Reputation: 5264
I am trying to run some python 3.4 example on visual studio 2013. when I try to import
some module from a parent folder and run it from inside visual studio 2013, I always has the error of ImportError: No module named 'foo'
However, when I run it from the console using the python command python boo.py
, it executes well.
As an example, this is my project structure
myproject/
foo.py
__init__.py
koo/
boo.py
__init__.py
foo.py
content is
def do1():
print('Inside foo module')
boo.py
content is
import sys
sys.path.append("..")
import foo
foo.do1()
Upvotes: 0
Views: 3265
Reputation: 1
Try this it worked for me:
import sys
sys.path.append("Folder PATH"). "Folder PATH" given as...C:\\Working_directory\\VSProject
import <MODULE_NAME>
Upvotes: 0
Reputation: 5797
I guess, this issue is not about Visual Studio and not about why it doesn't work in VS. The real question is why it works in the terminal. Probably it is because the terminal runs under different environmental settings, where the python interpreter can find the parent directory and thus the foo.py:
When a module named spam is imported, the interpreter first searches for a built-in module with that name. If not found, it then searches for a file named spam.py in a list of directories given by the variable sys.path. sys.path is initialized from these locations:
the directory containing the input script (or the current directory).

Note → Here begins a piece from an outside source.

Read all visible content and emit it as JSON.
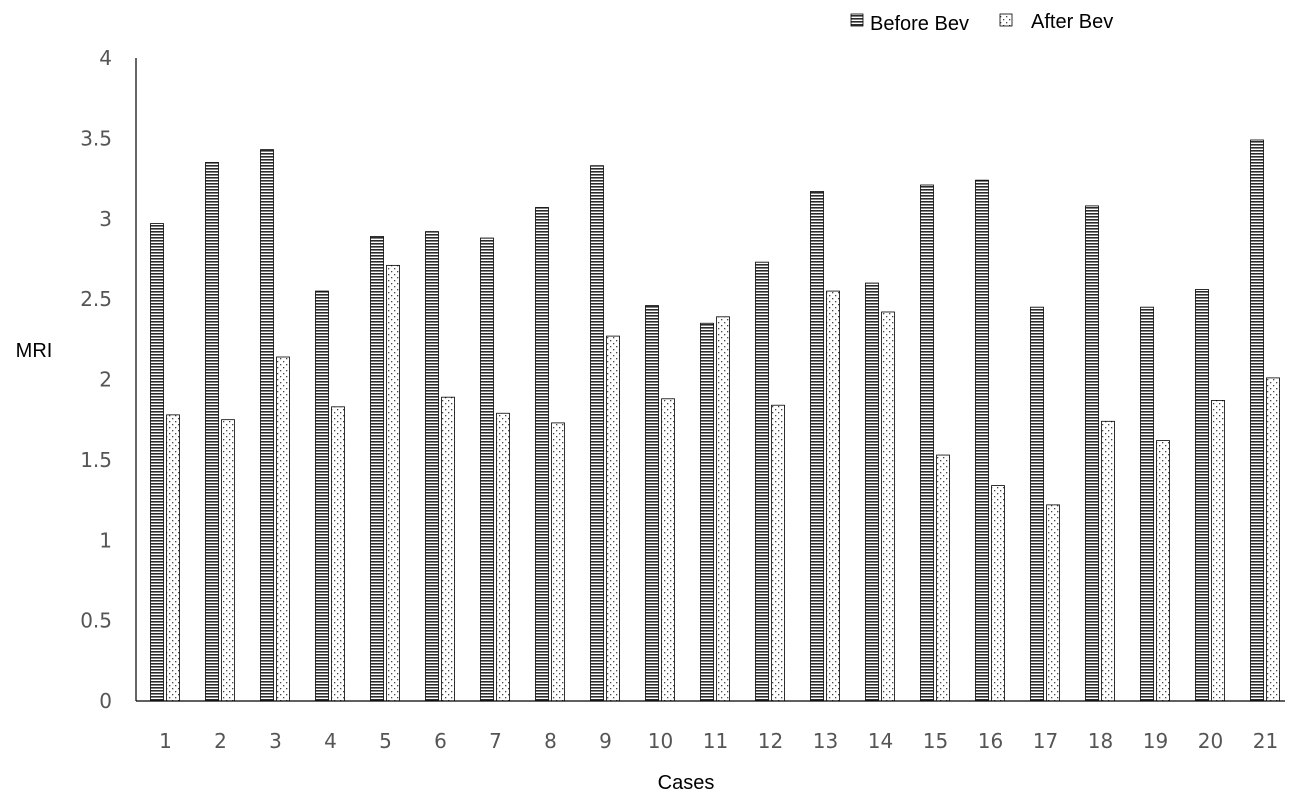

PYTHONPATH (a list of directory names, with the same syntax as the shell variable PATH).
After initialization, Python programs can modify sys.path. The directory containing the script being run is placed at the beginning of the search path, ahead of the standard library path. This means that scripts in that directory will be loaded instead of modules of the same name in the library directory. This is an error unless the replacement is intended. See section Standard Modules for more information.
So, add the parent dir to pythonpath, and it will work. Or modify sys.path adding the parent dir to it.